La manette scattano attorno ai polsi di tutti, nonna, madre e padre. Una successiva radiografia accerta che centinaia di aghi e spilli si sono sparpagliati all’interno del corpo del ragazzino, spostandosi attraverso i fasci muscolari. Qualcuno ha sfiorato il cuore, il fegato e i reni. Però mai alcun organo vitale è stato intaccato. La strega è stata abile. Il successivo processo accerterà che nel giro di tre mesi quasi cinquecento pungiglioni di metallo sono stati piantati nel corpo del bambino. Ci sarà una condanna esemplare.

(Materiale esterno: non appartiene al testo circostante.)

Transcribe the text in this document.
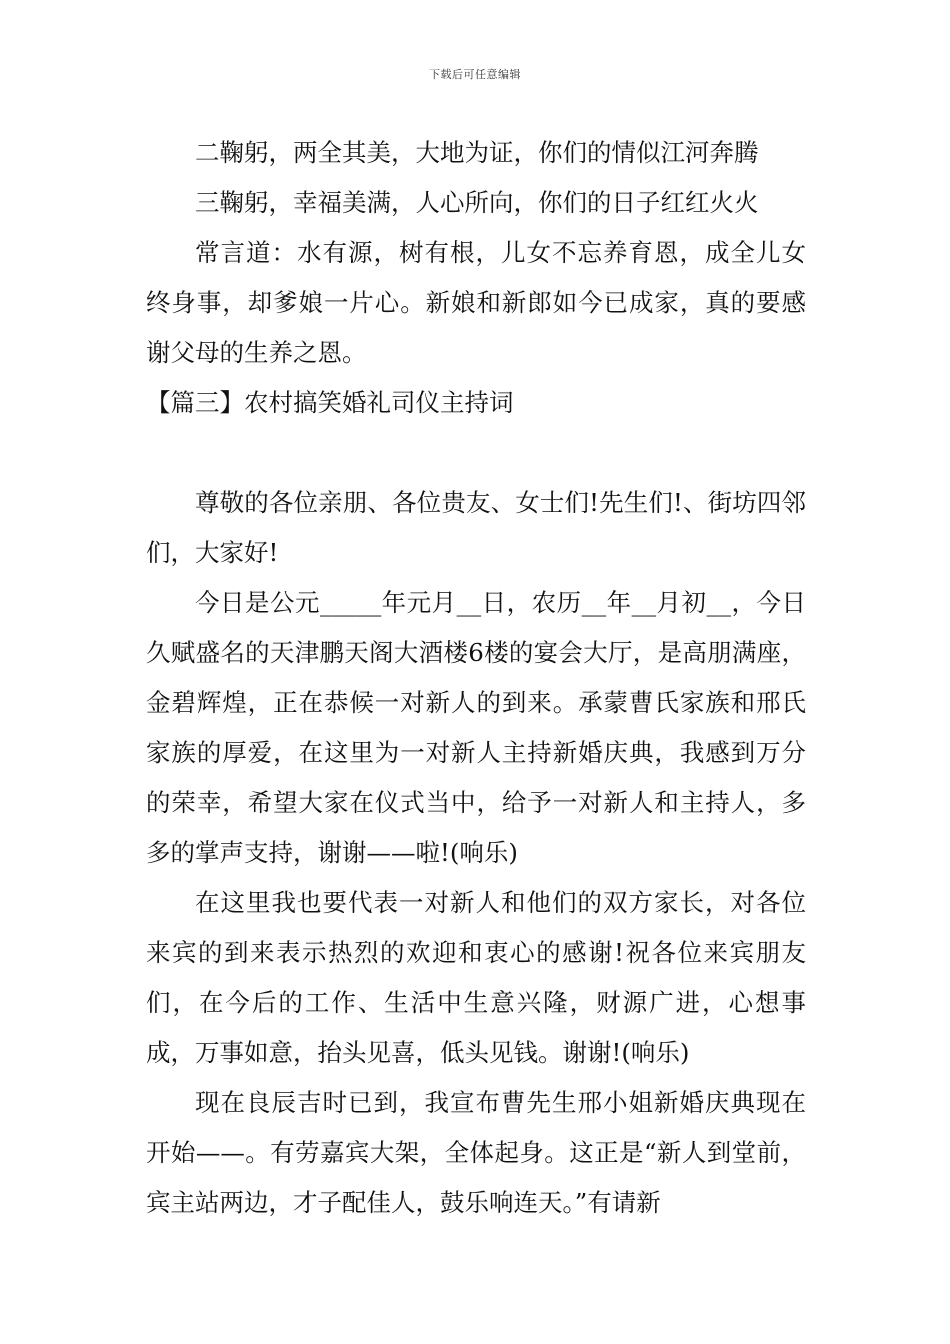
下载后可任意编辑

二鞠躬，两全其美，大地为证，你们的情似江河奔腾

三鞠躬，幸福美满，人心所向，你们的日子红红火火

常言道：水有源，树有根，儿女不忘养育恩，成全儿女终身事，却爹娘一片心。新娘和新郎如今已成家，真的要感谢父母的生养之恩。

【篇三】农村搞笑婚礼司仪主持词

尊敬的各位亲朋、各位贵友、女士们!先生们!、街坊四邻们，大家好!

今日是公元_____年元月__日，农历__年__月初__，今日久赋盛名的天津鹏天阁大酒楼6楼的宴会大厅，是高朋满座，金碧辉煌，正在恭候一对新人的到来。承蒙曹氏家族和邢氏家族的厚爱，在这里为一对新人主持新婚庆典，我感到万分的荣幸，希望大家在仪式当中，给予一对新人和主持人，多多的掌声支持，谢谢——啦!(响乐)

在这里我也要代表一对新人和他们的双方家长，对各位来宾的到来表示热烈的欢迎和衷心的感谢!祝各位来宾朋友们，在今后的工作、生活中生意兴隆，财源广进，心想事成，万事如意，抬头见喜，低头见钱。谢谢!(响乐)

现在良辰吉时已到，我宣布曹先生邢小姐新婚庆典现在开始——。有劳嘉宾大架，全体起身。这正是“新人到堂前，宾主站两边，才子配佳人，鼓乐响连天。”有请新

E’ una storia di pianura, chi dice vera chi dice inventata ad uso e consumo delle “veglie”. Buzzati, appunto, ne ha fornito una versione ambientata nella bassa pescarese nel suo famoso Misteri d’Italia. Ma Buzzati non ha incontrato, come ho fatto io, il protagonista, ormai adulto, di questa storia: stava in un sanatorio, lo sguardo terribile o, per dirla alla John Carpenter, la faccia non umana di Michael Myers con gli occhi del Diavolo che bruciavano chiunque lo guardasse tre secondi più del dovuto. Ma la mimesi artistica era mal riuscita. Al di là della faccia del male, lui era gracile e immunodepresso. Di più, tisico. La fattura “a trasferimento” aveva funzionato.